DESPITE the relative success of the Renault Sport Megane three-door hot hatch, the firebrand front-driver is set to morph into a more mundane five-door body style when it is released in 2017.

It will follow other hi-po hatches into the five-door space, including the VW Golf R, Ford Focus RS and Peugeot 308 GTI.

As well, the new-gen Megane RS is likely to receive a new powerplant and transmission combination, with Renault Sport’s vice president in charge of sales, marketing and communications, Regis Fricotte, suggesting that the 2.0-litre turbo four under the bonnet of the current car is at the end of its development cycle.

“That (current) engine was good in terms of what it could do in an RS, but it is an engine that is not suitable for further development in terms of consumption and CO2,” he told Australian journalists at the launch of the fourth-generation Megane in Portugal.

“It (the next Megane RS) will have an engine that will develop the performance we want. We have never had a car with the biggest engine.

“The priority is to make the next RS a great car. With all the previous Megane RS, we have shown that power does not make the best car. Your engine output is part of the equation but not everything.”

Mr Fricotte suggested that a five-door body style would present no real difficulties for the Renault Sport team.

“There is no limit to what we can do,” he said.

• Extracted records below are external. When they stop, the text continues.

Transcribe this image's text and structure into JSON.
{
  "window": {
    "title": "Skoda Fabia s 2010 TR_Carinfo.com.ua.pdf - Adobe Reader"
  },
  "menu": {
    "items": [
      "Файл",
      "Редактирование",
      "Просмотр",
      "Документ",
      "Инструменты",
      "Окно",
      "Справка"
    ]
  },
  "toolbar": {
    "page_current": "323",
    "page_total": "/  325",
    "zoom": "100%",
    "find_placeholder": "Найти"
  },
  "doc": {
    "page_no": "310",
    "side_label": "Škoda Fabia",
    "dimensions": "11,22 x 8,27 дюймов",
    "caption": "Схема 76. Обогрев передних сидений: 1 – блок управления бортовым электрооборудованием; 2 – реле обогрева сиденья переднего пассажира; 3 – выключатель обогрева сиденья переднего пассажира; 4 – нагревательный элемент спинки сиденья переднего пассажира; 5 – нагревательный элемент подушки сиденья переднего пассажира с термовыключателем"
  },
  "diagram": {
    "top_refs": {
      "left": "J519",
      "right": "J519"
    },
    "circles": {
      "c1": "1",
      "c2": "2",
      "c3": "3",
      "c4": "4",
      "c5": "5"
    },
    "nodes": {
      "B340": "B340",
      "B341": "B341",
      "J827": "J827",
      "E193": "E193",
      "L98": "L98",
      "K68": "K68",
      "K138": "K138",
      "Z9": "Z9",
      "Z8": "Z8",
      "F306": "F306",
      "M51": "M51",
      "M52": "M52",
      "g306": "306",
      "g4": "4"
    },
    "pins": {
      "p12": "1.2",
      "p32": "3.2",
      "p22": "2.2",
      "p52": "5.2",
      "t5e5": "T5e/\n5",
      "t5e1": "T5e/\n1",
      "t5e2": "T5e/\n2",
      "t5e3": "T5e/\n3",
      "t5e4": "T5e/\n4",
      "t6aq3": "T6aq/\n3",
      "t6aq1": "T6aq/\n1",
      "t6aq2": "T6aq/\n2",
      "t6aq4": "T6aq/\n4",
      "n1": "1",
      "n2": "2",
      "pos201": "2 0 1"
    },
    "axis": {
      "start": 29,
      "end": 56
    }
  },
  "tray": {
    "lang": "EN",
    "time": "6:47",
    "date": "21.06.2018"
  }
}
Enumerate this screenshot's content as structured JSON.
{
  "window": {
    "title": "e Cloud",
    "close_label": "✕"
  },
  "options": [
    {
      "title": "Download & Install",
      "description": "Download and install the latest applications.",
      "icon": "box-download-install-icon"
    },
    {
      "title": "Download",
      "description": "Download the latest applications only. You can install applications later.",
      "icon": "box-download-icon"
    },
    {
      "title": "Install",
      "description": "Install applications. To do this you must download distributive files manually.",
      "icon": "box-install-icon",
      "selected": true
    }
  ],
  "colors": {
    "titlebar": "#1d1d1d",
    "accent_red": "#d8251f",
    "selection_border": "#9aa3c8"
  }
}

“It makes it a bit awkward if you take out the rear seats of a five-seater, I agree with that. But apart from that a Trophy R is weight reduction and optimisation of performance brakes, suspension, engine gearbox. You can do that on any car where you have the base and you have the ingredients to make it work.

“So the fact it is not a three-door doesn't restrict us technically at all.”

Reanult Sports’ Clio RS models have made the leap away from manual gearboxes, featuring instead a Renault-developed dual-clutch transmission. Mr Fricotte would not be drawn on whether the fourth-generation Megane RS would go the same way, but believes the answer lies in the sales success of the new Clio RS series.

“Some customers have asked us why, for the kind of reason that they want to be at 6000rpm most of the time,” he said. “And the guys with Clio RS, there are some customers who really liked to take that car on a circuit and you may have more sensation with a manual than with a DCT. But we are selling more Clio RS now that before.

“I'm sure there would have been some customers that wanted a Clio RS with a manual, but we believe we have made the right choice.”